Is it really because one day he was 7, then he was 8? Is 8 some kind of magic number? Or is it because all the counselling we've been having really has helped? I'm not sure it's changed our views or opinions, or our parenting, but I think it's somehow made us more assured in what we're doing. Our counsellor reminds us that we're doing great; she picks out all the good bits and all the positivity and gives us the credit for it instead of continually blaming us for all the bad bits, which is what we've done to ourselves, and what some professionals have implied.

And, along with my magic happy pills (OK, so they're not magic, and I still have a way to go but...), I'm feeling better about life generally, and more confident in my parenting skills.

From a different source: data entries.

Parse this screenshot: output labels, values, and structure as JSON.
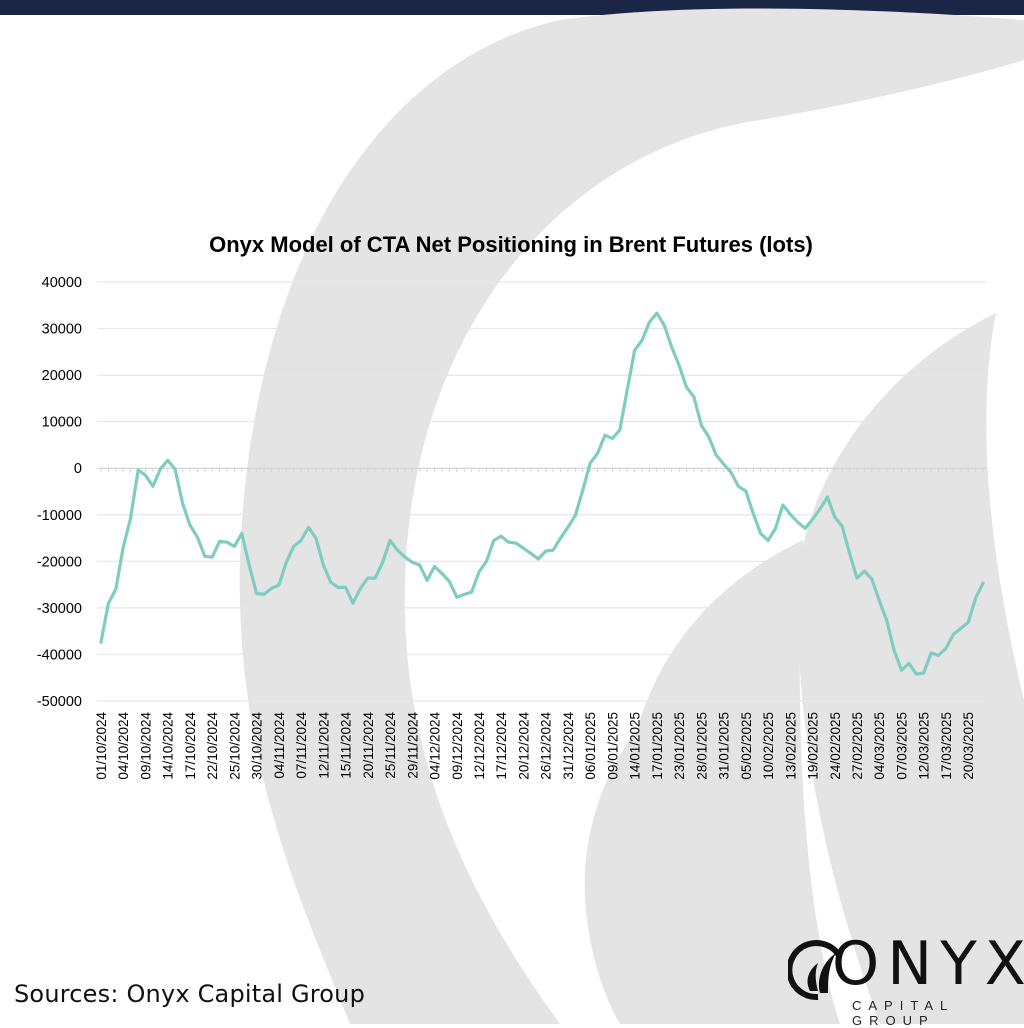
{
  "chart_data": {
    "type": "line",
    "title": "Onyx Model of CTA Net Positioning in Brent Futures (lots)",
    "xlabel": "",
    "ylabel": "",
    "ylim": [
      -50000,
      40000
    ],
    "yticks": [
      40000,
      30000,
      20000,
      10000,
      0,
      -10000,
      -20000,
      -30000,
      -40000,
      -50000
    ],
    "grid": true,
    "legend": "none",
    "line_color": "#7fcdbe",
    "x_tick_every": 3,
    "x_tick_labels": [
      "01/10/2024",
      "04/10/2024",
      "09/10/2024",
      "14/10/2024",
      "17/10/2024",
      "22/10/2024",
      "25/10/2024",
      "30/10/2024",
      "04/11/2024",
      "07/11/2024",
      "12/11/2024",
      "15/11/2024",
      "20/11/2024",
      "25/11/2024",
      "29/11/2024",
      "04/12/2024",
      "09/12/2024",
      "12/12/2024",
      "17/12/2024",
      "20/12/2024",
      "26/12/2024",
      "31/12/2024",
      "06/01/2025",
      "09/01/2025",
      "14/01/2025",
      "17/01/2025",
      "23/01/2025",
      "28/01/2025",
      "31/01/2025",
      "05/02/2025",
      "10/02/2025",
      "13/02/2025",
      "19/02/2025",
      "24/02/2025",
      "27/02/2025",
      "04/03/2025",
      "07/03/2025",
      "12/03/2025",
      "17/03/2025",
      "20/03/2025"
    ],
    "series": [
      {
        "name": "CTA Net Positioning",
        "values": [
          -37400,
          -29000,
          -26000,
          -17000,
          -10700,
          -400,
          -1500,
          -3900,
          -200,
          1700,
          -200,
          -7500,
          -12200,
          -14800,
          -18900,
          -19100,
          -15700,
          -15900,
          -16800,
          -14000,
          -20800,
          -26900,
          -27100,
          -25800,
          -25100,
          -20200,
          -16800,
          -15500,
          -12700,
          -15000,
          -20800,
          -24500,
          -25600,
          -25600,
          -29000,
          -25800,
          -23600,
          -23600,
          -20200,
          -15500,
          -17600,
          -19100,
          -20200,
          -20800,
          -24100,
          -21100,
          -22600,
          -24300,
          -27700,
          -27100,
          -26600,
          -22300,
          -20000,
          -15500,
          -14600,
          -15900,
          -16100,
          -17200,
          -18300,
          -19500,
          -17800,
          -17600,
          -15000,
          -12700,
          -10100,
          -4700,
          1100,
          3200,
          7100,
          6400,
          8200,
          16800,
          25300,
          27500,
          31400,
          33300,
          30700,
          26000,
          22100,
          17400,
          15300,
          9200,
          6700,
          2800,
          900,
          -900,
          -3900,
          -4900,
          -9700,
          -14000,
          -15500,
          -12900,
          -7900,
          -9900,
          -11600,
          -12900,
          -11000,
          -8800,
          -6200,
          -10500,
          -12500,
          -18300,
          -23600,
          -22100,
          -23800,
          -28400,
          -32600,
          -39100,
          -43400,
          -41900,
          -44200,
          -44000,
          -39700,
          -40200,
          -38700,
          -35700,
          -34400,
          -33100,
          -27900,
          -24700
        ]
      }
    ]
  },
  "footer": {
    "sources": "Sources:  Onyx Capital Group"
  },
  "logo": {
    "name": "ONYX",
    "sub": "CAPITAL GROUP"
  },
  "colors": {
    "topbar": "#1b2545",
    "watermark": "#e4e4e4",
    "grid": "#e6e6e6"
  }
}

So these days, we're enjoying the happy go lucky Mini, the one who is confident enough to go to football camp in half term by himself, the one who is helping his sister learn her phonics, the Mini that loves sitting down with us and watching music videos on TV, the boy that has learnt many of the moves to All About The Bass, and is desperate to learn how to do the splits (just like in the video mum!). He giggles at our jokes, and takes the mickey out of us. He grins and covers his eyes when the NC and I kiss (err...that's DISGUSTING, you're my PARENTS!). He loves to help cook, and even helps with the washing up. Yeah, so he still likes to run around naked and wiggle his bum at us, and toilet humour is still very funny to Mini, but to be fair, the NC and I both giggle at rude words and squelchy noises too!

We have days where things don't go Mini's way, and he stomps his feet, but we can manage that now. And I'm now in the place where I know my children well enough to know if their behaviour is normal, or a sign of unease, anxiety or other uncomfortable feeling, despite what other people say, and despite their attempts to brush it all off.

It's taken a long time, but I think we've finally become confident parents, and we're being the best parents we can be to Mini and Dollop.